Slow Food LogoErnährungsethik kann an zwei unterschiedlichen Punkten ansetzen und sich entweder auf den Planeten beziehen oder auf die Menschen. Das Slow-Food-System lässt sich recht plausibel in den ersten Strang einordnen, nimmt man die Basiskriterien für die Aufnahme von Lebensmitteln in die Schutzliste (Arche) ernst:

  • Lokalität: Das Produkt darf nicht globalisierbar sein
  • Handwerklichkeit: Das Produkt sollte handwerklich hergestellt werden, so dass klassische economies of scale hier nicht greifen
  • Qualität: Das Produkt muss von hoher Qualität sein
  • Nachhaltigkeit: Das Produkt muss nachhaltig hergestellt werden
  • Biodiversität: Das Produkt muss vom Aussterben bedroht sein

Diese Punkte ergeben im Zusammenspiel eine Ernährungsethik, die vor allem für die globalisierte Elite von Bedeutung ist. Bruce Sterling formuliert das wie folgt:

In a globalized „flat world,“ the remaining peaks soar in value and become natural clusters for a planetary elite.

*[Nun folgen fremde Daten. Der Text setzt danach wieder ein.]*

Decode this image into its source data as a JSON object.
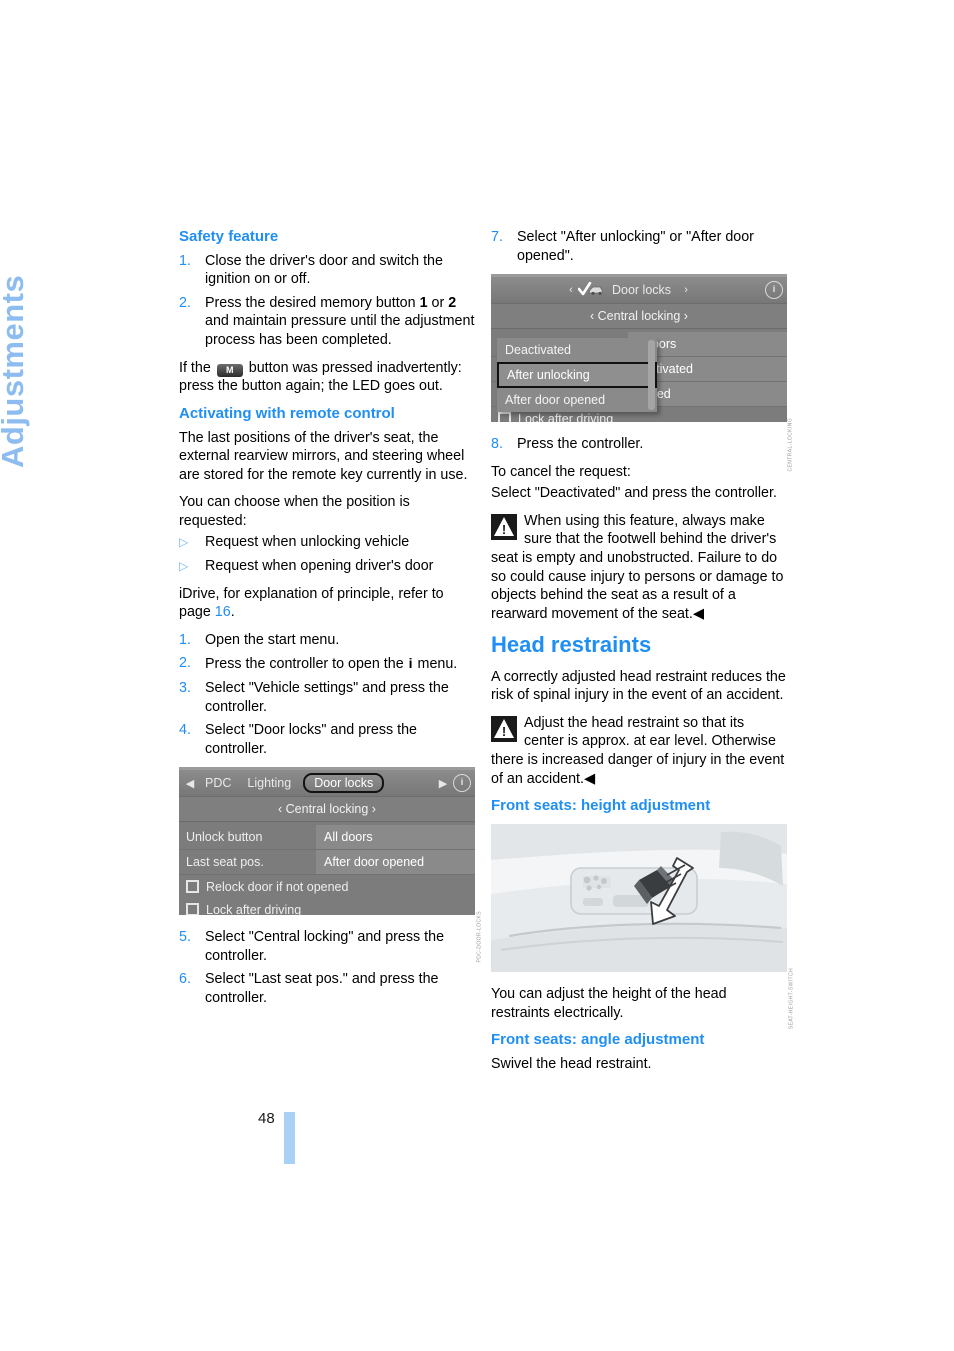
{
  "chapter_tab": "Adjustments",
  "page_number": "48",
  "left_column": {
    "section1_heading": "Safety feature",
    "steps1": [
      {
        "num": "1.",
        "text": "Close the driver's door and switch the ignition on or off."
      },
      {
        "num": "2.",
        "text": "Press the desired memory button 1 or 2 and maintain pressure until the adjustment process has been completed."
      }
    ],
    "m_note_before": "If the",
    "m_key_label": "M",
    "m_note_after": "button was pressed inadvertently: press the button again; the LED goes out.",
    "section2_heading": "Activating with remote control",
    "para1": "The last positions of the driver's seat, the external rearview mirrors, and steering wheel are stored for the remote key currently in use.",
    "para2": "You can choose when the position is requested:",
    "bullets": [
      "Request when unlocking vehicle",
      "Request when opening driver's door"
    ],
    "idrive_ref_before": "iDrive, for explanation of principle, refer to page",
    "idrive_ref_page": "16",
    "idrive_ref_after": ".",
    "steps2": [
      {
        "num": "1.",
        "text": "Open the start menu."
      },
      {
        "num": "2.",
        "text": "Press the controller to open the ı menu."
      },
      {
        "num": "3.",
        "text": "Select \"Vehicle settings\" and press the controller."
      },
      {
        "num": "4.",
        "text": "Select \"Door locks\" and press the controller."
      }
    ],
    "steps2_item2_pre": "Press the controller to open the",
    "steps2_item2_glyph": "i",
    "steps2_item2_post": "menu.",
    "figure1": {
      "arrow_left": "◀",
      "arrow_right": "▶",
      "tabs": [
        "PDC",
        "Lighting",
        "Door locks"
      ],
      "selected_tab": "Door locks",
      "info_icon": "i",
      "subtitle": "‹ Central locking ›",
      "rows": [
        {
          "label": "Unlock button",
          "value": "All doors"
        },
        {
          "label": "Last seat pos.",
          "value": "After door opened"
        }
      ],
      "checkboxes": [
        "Relock door if not opened",
        "Lock after driving"
      ],
      "figcode": "PDC-DOOR-LOCKS"
    },
    "steps3": [
      {
        "num": "5.",
        "text": "Select \"Central locking\" and press the controller."
      },
      {
        "num": "6.",
        "text": "Select \"Last seat pos.\" and press the controller."
      }
    ]
  },
  "right_column": {
    "step7": {
      "num": "7.",
      "text": "Select \"After unlocking\" or \"After door opened\"."
    },
    "figure2": {
      "title": "Door locks",
      "title_arrow_left": "‹",
      "title_arrow_right": "›",
      "car_icon": "check-car-icon",
      "info_icon": "i",
      "subtitle": "‹ Central locking ›",
      "popup_items": [
        {
          "label": "Deactivated",
          "selected": false
        },
        {
          "label": "After unlocking",
          "selected": true
        },
        {
          "label": "After door opened",
          "selected": false
        }
      ],
      "background_rows": [
        "ll doors",
        "eactivated",
        "pened"
      ],
      "checkbox": "Lock after driving",
      "figcode": "CENTRAL-LOCKING"
    },
    "step8": {
      "num": "8.",
      "text": "Press the controller."
    },
    "cancel_line1": "To cancel the request:",
    "cancel_line2": "Select \"Deactivated\" and press the controller.",
    "warning1": "When using this feature, always make sure that the footwell behind the driver's seat is empty and unobstructed. Failure to do so could cause injury to persons or damage to objects behind the seat as a result of a rearward movement of the seat.",
    "warning_end_mark": "◀",
    "major_heading": "Head restraints",
    "para1": "A correctly adjusted head restraint reduces the risk of spinal injury in the event of an accident.",
    "warning2": "Adjust the head restraint so that its center is approx. at ear level. Otherwise there is increased danger of injury in the event of an accident.",
    "section_height": "Front seats: height adjustment",
    "figure3": {
      "figcode": "SEAT-HEIGHT-SWITCH"
    },
    "para_height": "You can adjust the height of the head restraints electrically.",
    "section_angle": "Front seats: angle adjustment",
    "para_angle": "Swivel the head restraint."
  },
  "colors": {
    "accent_blue": "#1f8ef5",
    "tab_blue": "#8dbcf0",
    "page_bar_blue": "#a9d0f5",
    "idrive_gray": "#7c7c7c"
  }
}
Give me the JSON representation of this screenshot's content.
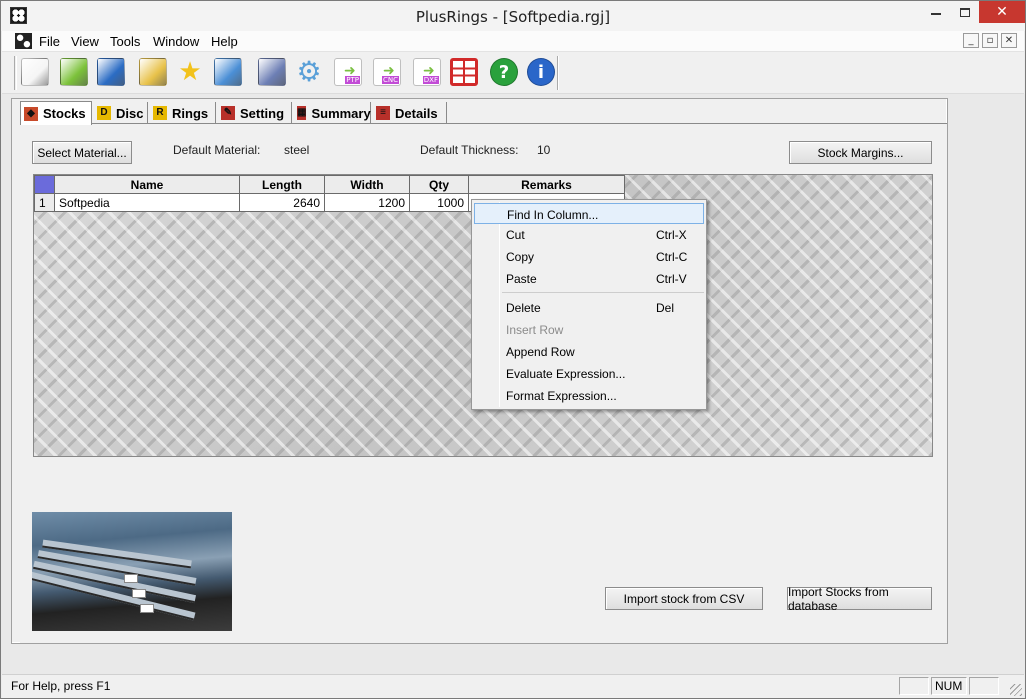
{
  "window": {
    "title": "PlusRings - [Softpedia.rgj]"
  },
  "menu": {
    "items": [
      "File",
      "View",
      "Tools",
      "Window",
      "Help"
    ]
  },
  "toolbar": {
    "buttons": [
      {
        "icon": "new-document-icon",
        "color": "#f5f5f5"
      },
      {
        "icon": "open-folder-icon",
        "color": "#7cc23a"
      },
      {
        "icon": "save-disk-icon",
        "color": "#2b6cc4"
      },
      {
        "icon": "lock-icon",
        "color": "#e8c24a"
      },
      {
        "icon": "star-icon",
        "color": "#f2c21b"
      },
      {
        "icon": "palette-icon",
        "color": "#4b8fd6"
      },
      {
        "icon": "checklist-icon",
        "color": "#6d7fb5"
      },
      {
        "icon": "gear-icon",
        "color": "#5aa0d8"
      },
      {
        "icon": "ptp-export-icon",
        "color": "#7bc043"
      },
      {
        "icon": "cnc-export-icon",
        "color": "#7bc043"
      },
      {
        "icon": "dxf-export-icon",
        "color": "#7bc043"
      },
      {
        "icon": "grid-layout-icon",
        "color": "#d12a2a"
      },
      {
        "icon": "help-icon",
        "color": "#2aa13c"
      },
      {
        "icon": "info-icon",
        "color": "#2a66c9"
      }
    ],
    "export_labels": [
      "PTP",
      "CNC",
      "DXF"
    ]
  },
  "tabs": [
    {
      "label": "Stocks",
      "icon": "stocks-tab-icon",
      "glyph": "◆",
      "color": "#c84a2a"
    },
    {
      "label": "Disc",
      "icon": "disc-tab-icon",
      "glyph": "D",
      "color": "#e6b800"
    },
    {
      "label": "Rings",
      "icon": "rings-tab-icon",
      "glyph": "R",
      "color": "#e6b800"
    },
    {
      "label": "Setting",
      "icon": "setting-tab-icon",
      "glyph": "✎",
      "color": "#b8302a"
    },
    {
      "label": "Summary",
      "icon": "summary-tab-icon",
      "glyph": "▦",
      "color": "#b8302a"
    },
    {
      "label": "Details",
      "icon": "details-tab-icon",
      "glyph": "≡",
      "color": "#b8302a"
    }
  ],
  "stocks": {
    "select_material_label": "Select Material...",
    "default_material_label": "Default Material:",
    "default_material_value": "steel",
    "default_thickness_label": "Default Thickness:",
    "default_thickness_value": "10",
    "stock_margins_label": "Stock Margins...",
    "import_csv_label": "Import stock from CSV",
    "import_db_label": "Import Stocks from database"
  },
  "grid": {
    "columns": [
      "Name",
      "Length",
      "Width",
      "Qty",
      "Remarks"
    ],
    "rows": [
      {
        "num": "1",
        "name": "Softpedia",
        "length": "2640",
        "width": "1200",
        "qty": "1000",
        "remarks": ""
      }
    ]
  },
  "context_menu": {
    "items": [
      {
        "label": "Find In Column...",
        "shortcut": "",
        "state": "highlighted"
      },
      {
        "label": "Cut",
        "shortcut": "Ctrl-X",
        "state": "normal"
      },
      {
        "label": "Copy",
        "shortcut": "Ctrl-C",
        "state": "normal"
      },
      {
        "label": "Paste",
        "shortcut": "Ctrl-V",
        "state": "normal"
      },
      {
        "label": "Delete",
        "shortcut": "Del",
        "state": "normal"
      },
      {
        "label": "Insert Row",
        "shortcut": "",
        "state": "disabled"
      },
      {
        "label": "Append Row",
        "shortcut": "",
        "state": "normal"
      },
      {
        "label": "Evaluate Expression...",
        "shortcut": "",
        "state": "normal"
      },
      {
        "label": "Format Expression...",
        "shortcut": "",
        "state": "normal"
      }
    ]
  },
  "status": {
    "help_text": "For Help, press F1",
    "num_indicator": "NUM"
  }
}
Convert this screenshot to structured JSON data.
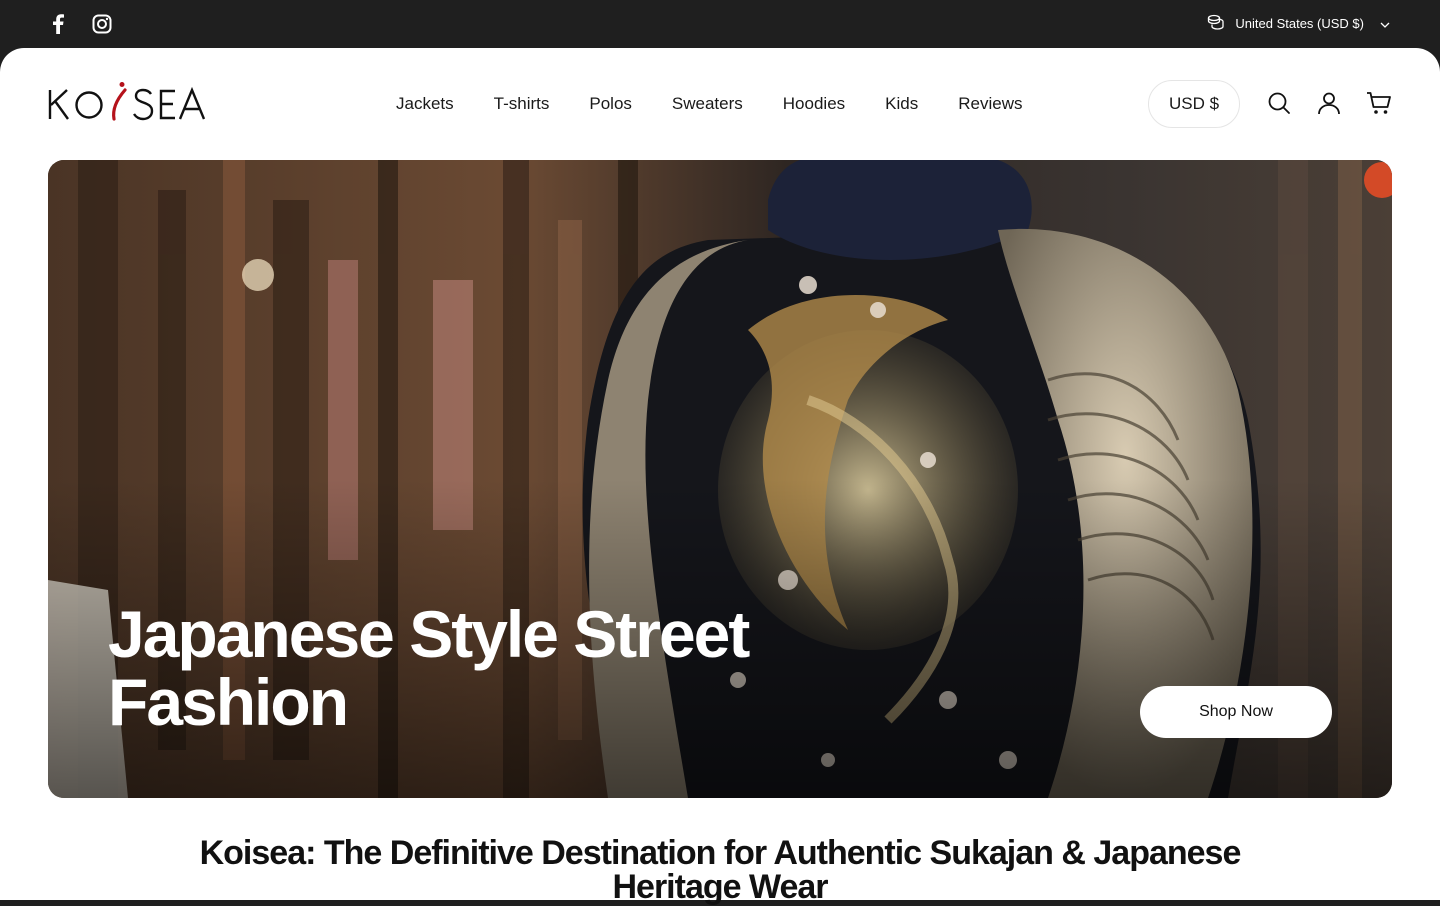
{
  "topbar": {
    "social": [
      {
        "icon": "facebook-icon"
      },
      {
        "icon": "instagram-icon"
      }
    ],
    "region_label": "United States (USD $)"
  },
  "header": {
    "logo_text": "KOISEA",
    "nav": [
      "Jackets",
      "T-shirts",
      "Polos",
      "Sweaters",
      "Hoodies",
      "Kids",
      "Reviews"
    ],
    "currency_label": "USD $",
    "icons": [
      "search-icon",
      "account-icon",
      "cart-icon"
    ]
  },
  "hero": {
    "title": "Japanese Style Street Fashion",
    "cta_label": "Shop Now"
  },
  "intro": {
    "heading": "Koisea: The Definitive Destination for Authentic Sukajan & Japanese Heritage Wear"
  },
  "colors": {
    "topbar_bg": "#1f1f1f",
    "accent_red": "#b5121b",
    "text": "#1a1a1a"
  }
}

Dass sich diese Gipfel nicht jeder leisten kann, dürfte nicht schwer zu belegen sein. Das Slow-Food-Prinzip, so sympathisch und wichtig es auch ist, schafft eine neue Möglichkeit zur sozialen Distinktion. Auch wenn es sich zunächst gegen eine Ökonomisierung wehrt, die nur ökonomische Kriterien zu Grunde legt – in einer ganz anderen Ökonomie wird dadurch eine neue Ressource geschaffen, mit der man sich nach unten abgrenzen kann: Es geht hier um kulturelles Kapital, wie der französische Soziologe Pierre Bourdieu feststellen würde.

Die Konstruktionsprinzipien des kulinarisch Schützenswerten sind gar nicht so schwer zu durchschauen: das erste Kriterium der Lokalität führt dazu, dass jeweils eine regionale Qualifizierung dabei ist: nicht Amaranth als solches ist schützenswert, sondern Tehuacan-Amaranth. Der letzte Punkt der Biodiversität garantiert darüber hinaus, dass es sich um hochspezifische Produkte handelt. Nicht nur um den istrischen Ochsen, sondern den istrischen Riesenochsen.

Durch diese Einschränkungen wird ein mengenmäßig kleines Gut definiert, dass von der kulinarischen Elite als Alternative zu vermassten Pseudo-Luxusgütern wie Aceto Tradizionale di Balsamico wahrgenommen werden kann. Echter Luxus hat sich schon der natürlichen oder auch künstlichen Verknappung bedient:

A local product with irreducible rarity can be sold to a small elite around the world. But it can’t be sold to mass consumers because it doesn’t scale up in volume, so it can never lose its cachet.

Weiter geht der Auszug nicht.